不確実性に対する耐性には個人差がある。不確実性不耐性 (Intolerance of Uncertainty) が高い人は、曖昧な状況を脅威として知覚し、過剰な心配、情報収集の強迫、決断の回避、最悪の事態の反芻といった行動パターンを示す。この特性は全般性不安障害の中核的な維持要因とされ、不安の内容 (健康、仕事、人間関係) よりも、不確実性への反応パターンの方が不安障害の重症度を予測する。
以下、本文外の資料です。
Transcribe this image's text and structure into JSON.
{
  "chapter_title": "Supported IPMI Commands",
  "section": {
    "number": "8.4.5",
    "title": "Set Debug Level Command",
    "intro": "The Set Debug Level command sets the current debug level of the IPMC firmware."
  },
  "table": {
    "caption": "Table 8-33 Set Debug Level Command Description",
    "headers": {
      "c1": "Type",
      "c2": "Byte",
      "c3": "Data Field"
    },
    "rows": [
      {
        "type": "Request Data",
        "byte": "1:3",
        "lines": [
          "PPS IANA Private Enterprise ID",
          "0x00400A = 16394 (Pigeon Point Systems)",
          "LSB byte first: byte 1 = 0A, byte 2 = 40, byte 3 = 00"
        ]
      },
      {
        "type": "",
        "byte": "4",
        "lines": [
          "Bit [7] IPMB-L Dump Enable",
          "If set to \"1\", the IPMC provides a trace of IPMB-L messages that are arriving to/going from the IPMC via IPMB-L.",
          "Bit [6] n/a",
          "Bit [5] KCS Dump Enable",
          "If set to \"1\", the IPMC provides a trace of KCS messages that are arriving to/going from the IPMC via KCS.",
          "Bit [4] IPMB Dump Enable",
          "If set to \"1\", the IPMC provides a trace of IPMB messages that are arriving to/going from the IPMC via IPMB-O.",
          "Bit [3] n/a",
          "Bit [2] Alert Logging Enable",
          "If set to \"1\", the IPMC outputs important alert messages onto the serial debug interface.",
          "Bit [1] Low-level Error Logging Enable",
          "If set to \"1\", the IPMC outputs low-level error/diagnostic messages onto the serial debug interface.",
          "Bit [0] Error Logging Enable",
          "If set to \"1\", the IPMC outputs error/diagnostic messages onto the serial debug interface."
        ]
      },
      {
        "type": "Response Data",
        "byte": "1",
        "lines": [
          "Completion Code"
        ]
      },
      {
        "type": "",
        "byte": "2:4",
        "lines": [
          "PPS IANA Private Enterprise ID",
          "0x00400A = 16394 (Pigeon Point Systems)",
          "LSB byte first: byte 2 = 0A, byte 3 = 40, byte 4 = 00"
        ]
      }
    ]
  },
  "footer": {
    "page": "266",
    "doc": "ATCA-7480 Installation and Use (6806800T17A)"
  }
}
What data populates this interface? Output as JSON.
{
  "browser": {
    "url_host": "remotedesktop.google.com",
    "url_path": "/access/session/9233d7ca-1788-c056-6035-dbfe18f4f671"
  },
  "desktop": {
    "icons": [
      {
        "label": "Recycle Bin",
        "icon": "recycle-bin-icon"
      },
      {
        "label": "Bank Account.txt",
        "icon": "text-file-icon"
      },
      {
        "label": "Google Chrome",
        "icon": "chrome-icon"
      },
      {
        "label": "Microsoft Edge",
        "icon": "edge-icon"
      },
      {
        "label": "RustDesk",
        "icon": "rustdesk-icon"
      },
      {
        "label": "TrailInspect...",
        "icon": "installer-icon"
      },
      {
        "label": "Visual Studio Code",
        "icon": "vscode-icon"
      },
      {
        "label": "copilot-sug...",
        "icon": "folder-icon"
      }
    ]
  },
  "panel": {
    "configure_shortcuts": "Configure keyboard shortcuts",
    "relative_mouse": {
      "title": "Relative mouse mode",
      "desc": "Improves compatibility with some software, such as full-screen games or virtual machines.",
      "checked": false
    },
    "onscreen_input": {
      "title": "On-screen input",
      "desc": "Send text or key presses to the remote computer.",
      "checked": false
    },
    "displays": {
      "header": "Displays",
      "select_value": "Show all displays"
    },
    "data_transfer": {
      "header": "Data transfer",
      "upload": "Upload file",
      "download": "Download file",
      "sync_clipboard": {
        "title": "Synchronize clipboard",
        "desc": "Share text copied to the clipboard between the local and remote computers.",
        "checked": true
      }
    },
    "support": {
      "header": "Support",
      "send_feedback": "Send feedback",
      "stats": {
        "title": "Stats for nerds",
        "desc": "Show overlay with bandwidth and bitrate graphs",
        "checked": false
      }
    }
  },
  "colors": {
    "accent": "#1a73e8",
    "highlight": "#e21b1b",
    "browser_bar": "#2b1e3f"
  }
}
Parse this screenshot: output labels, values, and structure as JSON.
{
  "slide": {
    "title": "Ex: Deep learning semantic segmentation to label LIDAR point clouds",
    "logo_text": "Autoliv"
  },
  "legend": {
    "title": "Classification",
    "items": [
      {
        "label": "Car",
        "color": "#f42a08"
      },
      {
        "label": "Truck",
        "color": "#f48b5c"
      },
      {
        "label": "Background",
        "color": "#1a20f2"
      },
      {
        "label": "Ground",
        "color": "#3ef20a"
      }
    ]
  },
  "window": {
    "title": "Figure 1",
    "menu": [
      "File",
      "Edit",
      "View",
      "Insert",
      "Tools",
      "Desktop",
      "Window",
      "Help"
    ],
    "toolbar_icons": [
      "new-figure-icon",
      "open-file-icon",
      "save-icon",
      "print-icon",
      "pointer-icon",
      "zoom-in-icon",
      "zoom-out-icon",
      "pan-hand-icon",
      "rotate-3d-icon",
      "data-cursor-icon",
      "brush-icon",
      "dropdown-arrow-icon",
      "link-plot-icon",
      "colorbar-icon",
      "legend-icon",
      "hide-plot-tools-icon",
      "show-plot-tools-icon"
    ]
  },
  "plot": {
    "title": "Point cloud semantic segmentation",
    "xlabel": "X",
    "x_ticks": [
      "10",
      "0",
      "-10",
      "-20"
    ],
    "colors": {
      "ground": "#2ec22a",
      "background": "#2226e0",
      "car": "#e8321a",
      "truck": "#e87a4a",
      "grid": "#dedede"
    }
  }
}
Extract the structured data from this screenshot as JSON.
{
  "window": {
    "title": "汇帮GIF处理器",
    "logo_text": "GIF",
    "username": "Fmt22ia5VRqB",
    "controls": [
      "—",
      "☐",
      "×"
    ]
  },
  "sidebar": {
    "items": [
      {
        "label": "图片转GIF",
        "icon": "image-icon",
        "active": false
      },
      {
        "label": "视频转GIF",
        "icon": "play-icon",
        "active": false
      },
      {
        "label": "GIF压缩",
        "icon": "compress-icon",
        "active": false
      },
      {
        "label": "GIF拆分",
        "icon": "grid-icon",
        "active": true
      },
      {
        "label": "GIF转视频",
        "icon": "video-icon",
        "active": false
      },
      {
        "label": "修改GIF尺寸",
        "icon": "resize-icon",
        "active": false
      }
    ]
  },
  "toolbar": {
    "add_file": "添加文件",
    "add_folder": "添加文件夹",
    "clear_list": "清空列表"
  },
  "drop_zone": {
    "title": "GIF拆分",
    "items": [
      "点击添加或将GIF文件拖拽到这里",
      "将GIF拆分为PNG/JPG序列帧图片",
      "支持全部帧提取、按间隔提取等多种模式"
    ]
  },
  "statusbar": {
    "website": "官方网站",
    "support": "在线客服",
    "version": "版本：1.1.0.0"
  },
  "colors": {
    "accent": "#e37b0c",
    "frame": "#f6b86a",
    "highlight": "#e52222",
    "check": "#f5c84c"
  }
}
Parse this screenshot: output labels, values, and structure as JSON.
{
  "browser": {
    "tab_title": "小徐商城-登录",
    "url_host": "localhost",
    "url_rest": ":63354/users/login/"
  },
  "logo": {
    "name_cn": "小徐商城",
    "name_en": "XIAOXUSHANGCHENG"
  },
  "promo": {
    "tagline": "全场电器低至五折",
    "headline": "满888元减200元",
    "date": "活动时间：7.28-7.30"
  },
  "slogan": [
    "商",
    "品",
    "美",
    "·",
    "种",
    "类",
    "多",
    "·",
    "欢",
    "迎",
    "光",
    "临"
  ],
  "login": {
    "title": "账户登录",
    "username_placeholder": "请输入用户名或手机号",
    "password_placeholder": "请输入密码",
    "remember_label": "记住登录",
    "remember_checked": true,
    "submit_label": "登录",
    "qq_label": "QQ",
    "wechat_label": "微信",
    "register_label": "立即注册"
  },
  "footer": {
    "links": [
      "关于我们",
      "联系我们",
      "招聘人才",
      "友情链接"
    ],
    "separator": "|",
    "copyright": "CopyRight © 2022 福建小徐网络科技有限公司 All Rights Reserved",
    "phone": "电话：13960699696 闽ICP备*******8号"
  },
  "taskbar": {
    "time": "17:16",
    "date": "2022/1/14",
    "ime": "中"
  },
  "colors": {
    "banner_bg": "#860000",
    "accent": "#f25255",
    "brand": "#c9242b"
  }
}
「何が心配か」ではなく「わからないことにどう反応するか」が問題の本質だ。

不確実性への対処戦略

不確実性に対する不適応的な対処は、大きく二つのパターンに分かれる。一つは過剰なコントロール (情報を集め続ける、計画を立て続ける、他者に保証を求め続ける) で、もう一つは回避 (決断を先送りする、考えないようにする、行動を止める) だ。どちらも短期的には不安を軽減するが、長期的には不確実性への耐性をさらに低下させる悪循環を生む。適応的な対処は、不確実性を排除しようとするのではなく、不確実性の中で行動する能力を育てることだ。

不確実性とともに生きる

不確実性を完全に排除することは不可能だ。明日の天気も、来年の経済も、自分の健康も、完全には予測できない。不確実性とともに生きる力を育てるには、小さな不確実性に意図的に身を晒す練習が有効だ。行ったことのない店で食事する、計画を立てずに散歩する、結果がわからないまま行動を起こす。こうした小さな経験の積み重ねが、「わからなくても大丈夫だ」という感覚を育てる。不確実性は排除すべき敵ではなく、人生の常態だ。そして、不確実性があるからこそ、驚き、発見、成長が生まれる。